Miré por la rejilla y estudié la zona que bordeaba la muralla. La ciudad parecía estar más o menos a un kilómetro y los edificios, cuyas siluetas aparecían perfiladas con luces de colores, se alzaban por encima de la muralla.

—Aquí no podemos quedarnos —concluí—. Pronto comenzarán a buscarnos extramuros.

—Quiero regresar —declaró la muchacha pecosa—. ¿Por qué se nos ocurrió dejar la ciudad?

—Porque en la ciudad ya no estáis a salvo —contestó Beatrice, y estrujó el jersey de Sarah hasta convertirlo en un compacto rollo azul—. Te explicaremos más cosas cuando estemos lejos de aquí.

Me puse las chorreantes botas y subí la cremallera.

—Tenemos que irnos —dije, contundente.

Eché a andar por la calle para alejarme de la muralla de la ciudad y la lluvia volvió a acribillarme. Una vez estuve fuera descubrí en qué lugares habían estallado las bombas durante el asedio, ya que las piedras estaban ennegrecidas y chamuscadas. Clara hizo salir a las chicas detrás de mí y me siguieron a pesar del frío.

Pasamos por delante de una hilera tras otra de contenedores de almacenamiento, la mayoría de los cuales tenían cerradas las rejillas metálicas para evitar que la lluvia se colara dentro. En uno de los contenedores había desparramados varios juguetes de plástico; una muñeca flotaba boca abajo en los dos dedos de agua que caían del bordillo. Me hubiera gustado saber si la inundación había perjudicado mucho la ciudad, donde casi nunca llovía, y deduje que, dado que la mayoría de los túneles de drenaje estaban tapados, el agua acumulada probablemente tardaría días en descender.

Cruzamos un aparcamiento y trepamos por una cuesta de poca altura; la calzada ascendía en dirección a un grupo de tiendas abandonadas.
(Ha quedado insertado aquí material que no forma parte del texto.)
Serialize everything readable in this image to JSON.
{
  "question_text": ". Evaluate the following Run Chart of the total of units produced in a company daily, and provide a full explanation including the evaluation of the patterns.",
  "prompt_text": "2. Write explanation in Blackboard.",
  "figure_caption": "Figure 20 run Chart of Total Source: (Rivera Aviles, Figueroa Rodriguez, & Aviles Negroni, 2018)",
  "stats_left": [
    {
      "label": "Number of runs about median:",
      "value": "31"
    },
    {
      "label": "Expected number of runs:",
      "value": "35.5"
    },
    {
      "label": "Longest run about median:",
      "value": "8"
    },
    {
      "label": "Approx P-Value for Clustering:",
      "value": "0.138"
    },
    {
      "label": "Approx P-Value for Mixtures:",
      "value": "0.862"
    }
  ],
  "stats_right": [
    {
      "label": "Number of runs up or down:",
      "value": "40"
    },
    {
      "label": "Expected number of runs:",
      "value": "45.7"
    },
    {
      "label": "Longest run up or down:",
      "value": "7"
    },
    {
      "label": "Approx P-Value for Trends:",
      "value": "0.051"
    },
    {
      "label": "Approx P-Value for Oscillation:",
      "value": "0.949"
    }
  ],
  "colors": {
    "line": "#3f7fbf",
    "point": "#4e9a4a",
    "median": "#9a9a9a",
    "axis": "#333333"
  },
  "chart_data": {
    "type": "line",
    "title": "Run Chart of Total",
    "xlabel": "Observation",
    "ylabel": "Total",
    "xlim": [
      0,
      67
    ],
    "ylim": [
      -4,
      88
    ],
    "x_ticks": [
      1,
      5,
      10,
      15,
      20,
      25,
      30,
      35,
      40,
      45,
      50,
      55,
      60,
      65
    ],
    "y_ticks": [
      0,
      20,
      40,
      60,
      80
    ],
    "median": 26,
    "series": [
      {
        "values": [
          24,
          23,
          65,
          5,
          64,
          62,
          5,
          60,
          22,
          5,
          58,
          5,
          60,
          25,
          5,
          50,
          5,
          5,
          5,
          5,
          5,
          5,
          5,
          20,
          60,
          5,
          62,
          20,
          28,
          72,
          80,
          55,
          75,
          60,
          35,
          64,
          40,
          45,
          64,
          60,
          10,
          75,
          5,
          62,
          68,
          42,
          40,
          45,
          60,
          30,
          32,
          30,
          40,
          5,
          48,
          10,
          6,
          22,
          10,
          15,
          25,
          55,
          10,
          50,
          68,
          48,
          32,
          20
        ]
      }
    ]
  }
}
Estábamos a mitad de la calle cuando me volví y contemplé el punto del horizonte donde se encontraba la puerta sur. Más abajo, a lo lejos, dos todoterrenos salpicaron barro al detenerse junto a la muralla.

Mientras caminábamos, la lluvia cayó en cascada por la cuesta y la calzada acabó cubierta por una delgada y ondulante capa de agua. Al mirar hacia atrás, se hizo patente que uno de los todoterrenos se había atascado en el barro. Los soldados se apearon y comenzaron a peinar el barrio a pie, pero iban en la dirección equivocada. Seguí adelante, cada paso se tornó más ligero y la levedad me embargó. Habíamos salido de la ciudad. Ya no podrían atraparnos.